My reason for volunteering in South Africa was to introduce a new program to the HOPE Centre: VSL, which stands for Village Savings and Loans. VSL is an economic strengthening methodology that helps people save money, make profit on their savings, and take out loans. Groups of 8-15 people are formed and HOPE trains them on the methodology throughout a cycle (about 1 year.) Each group also elects a Health Activist we train on varying applicable health matters (ex: diabetes, nutrition, diarrhea, HIV, etc.) They, in return, provide the newly learned health education to their group. At the end of the cycle, the group’s money is shared out proportionally, based on how much each person saved, and they then have the opportunity to continue with a new cycle in which they will be able to operate independently. VSL offers a form of insurance in places where people often do not have money stored away for a rainy day. We hope the program will complement our existing ambitions of improving people’s health and access to health care, thus continuing to increase their standard of living.
It’s hard for me to believe that my two week volunteer mission in South Africa has come to a close. The saying “Find a job you love and you’ll never work a day in your life” has never seemed more valid.
This trip has made me think very soulfully about life and our purpose on earth. Life is a blessing; it is a confusing gift we must all sort out. At the end of the day, I always return to a phrase I was raised with: tikkun olam (pronounced tee-koon oh-lohm.) It is a Hebrew saying, meaning “repairing the world” or “making the world a better place.” My experience in South Africa has reinforced my passion for acting on this central belief.
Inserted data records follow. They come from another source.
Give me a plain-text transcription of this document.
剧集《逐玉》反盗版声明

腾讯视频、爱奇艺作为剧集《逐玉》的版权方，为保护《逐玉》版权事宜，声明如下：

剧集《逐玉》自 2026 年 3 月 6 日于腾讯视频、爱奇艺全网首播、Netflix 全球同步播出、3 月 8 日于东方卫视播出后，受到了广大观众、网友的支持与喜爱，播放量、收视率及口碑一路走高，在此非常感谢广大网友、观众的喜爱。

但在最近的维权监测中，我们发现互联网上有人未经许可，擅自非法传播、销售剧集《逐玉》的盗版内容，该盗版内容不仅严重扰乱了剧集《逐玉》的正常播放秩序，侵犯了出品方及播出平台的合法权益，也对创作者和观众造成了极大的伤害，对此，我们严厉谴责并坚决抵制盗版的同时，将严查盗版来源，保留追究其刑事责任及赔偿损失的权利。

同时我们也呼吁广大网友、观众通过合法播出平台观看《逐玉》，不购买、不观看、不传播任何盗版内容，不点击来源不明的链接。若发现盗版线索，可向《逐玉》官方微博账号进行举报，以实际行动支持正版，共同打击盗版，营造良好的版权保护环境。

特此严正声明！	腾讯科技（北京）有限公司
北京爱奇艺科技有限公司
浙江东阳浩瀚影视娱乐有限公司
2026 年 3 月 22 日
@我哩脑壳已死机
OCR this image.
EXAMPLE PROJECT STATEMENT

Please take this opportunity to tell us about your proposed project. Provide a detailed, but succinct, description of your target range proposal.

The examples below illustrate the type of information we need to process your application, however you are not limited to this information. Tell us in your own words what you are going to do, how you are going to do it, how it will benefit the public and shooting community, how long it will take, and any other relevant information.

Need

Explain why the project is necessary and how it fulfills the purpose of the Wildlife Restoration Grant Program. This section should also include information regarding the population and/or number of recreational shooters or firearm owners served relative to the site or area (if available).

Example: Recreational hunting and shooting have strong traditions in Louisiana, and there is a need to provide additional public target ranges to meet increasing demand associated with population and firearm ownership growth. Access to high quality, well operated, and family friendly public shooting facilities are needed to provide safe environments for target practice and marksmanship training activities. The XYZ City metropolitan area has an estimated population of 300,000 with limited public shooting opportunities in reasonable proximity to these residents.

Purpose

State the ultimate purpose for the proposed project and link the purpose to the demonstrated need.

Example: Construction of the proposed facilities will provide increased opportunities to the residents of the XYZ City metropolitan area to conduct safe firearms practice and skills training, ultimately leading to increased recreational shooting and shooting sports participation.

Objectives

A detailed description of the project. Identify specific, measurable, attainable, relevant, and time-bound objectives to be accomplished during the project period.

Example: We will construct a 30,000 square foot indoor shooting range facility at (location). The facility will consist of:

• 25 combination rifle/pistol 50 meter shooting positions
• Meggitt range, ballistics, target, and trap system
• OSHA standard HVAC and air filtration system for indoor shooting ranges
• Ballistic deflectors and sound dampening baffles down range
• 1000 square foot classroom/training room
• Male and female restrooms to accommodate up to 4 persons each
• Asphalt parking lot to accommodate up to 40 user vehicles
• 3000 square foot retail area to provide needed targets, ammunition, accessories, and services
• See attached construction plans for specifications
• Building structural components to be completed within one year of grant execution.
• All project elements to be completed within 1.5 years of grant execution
There is such a wide disparity in the world, whether you come from a country that provides a myriad of opportunities for its citizens, such as the United States, or from a township in a country where there are few opportunities for most of citizens, like Zandspruit - the relativity is poignant.
Acts of kindness and a common HOPE for a brighter tomorrow can make all the difference in the world. As Americans, we get so caught up in our “first world problems.” I, myself, have been known to complain when the air conditioning is broken or a restaurant has overcooked my steak. In Zandspruit, a place where most homes are simple tin shacks and the bulk of families cannot afford to eat three meals a day, people hold their heads up high and walk with smiles stretching across their faces. These people laugh often and relish in the beauty of the little things.
Before I left South Africa, Tsholofelo (our field officer)and I hosted an interest meeting to introduce the Village Savings and Loans (VSL) concept to the community. A man named David Nesengani attended. He is a pastor from Healing World Ministries here in Zandspruit. His stoic presence was heart-warming as he sat through our meeting, front and center, expressing his gratitude in careful English. “Your work here truly makes a difference in people's lives.,” he said. “This is what is important. It is about people coming together and working together to better ourselves. Project HOPE is a very fine organization and the people will be very grateful for your work. I encourage you to have more one-on-one sessions about VSL with people because it is such a good thing.”
Another person named Solomon attended the meeting with his wife, Dorah. He spoke of forming a VSL group comprised of pensioners to help them manage their money, since they only get paid once a month. He told Tsholofelo in Sepedi, “thank you for bringing such a program to Zandspruit. It will help us pensioners to manage our money.”
This, my friends, is what it is all about! Project HOPE touches lives. We bring HOPE and opportunity to places where it is difficult to find. I have never felt more proud to be a Hopie.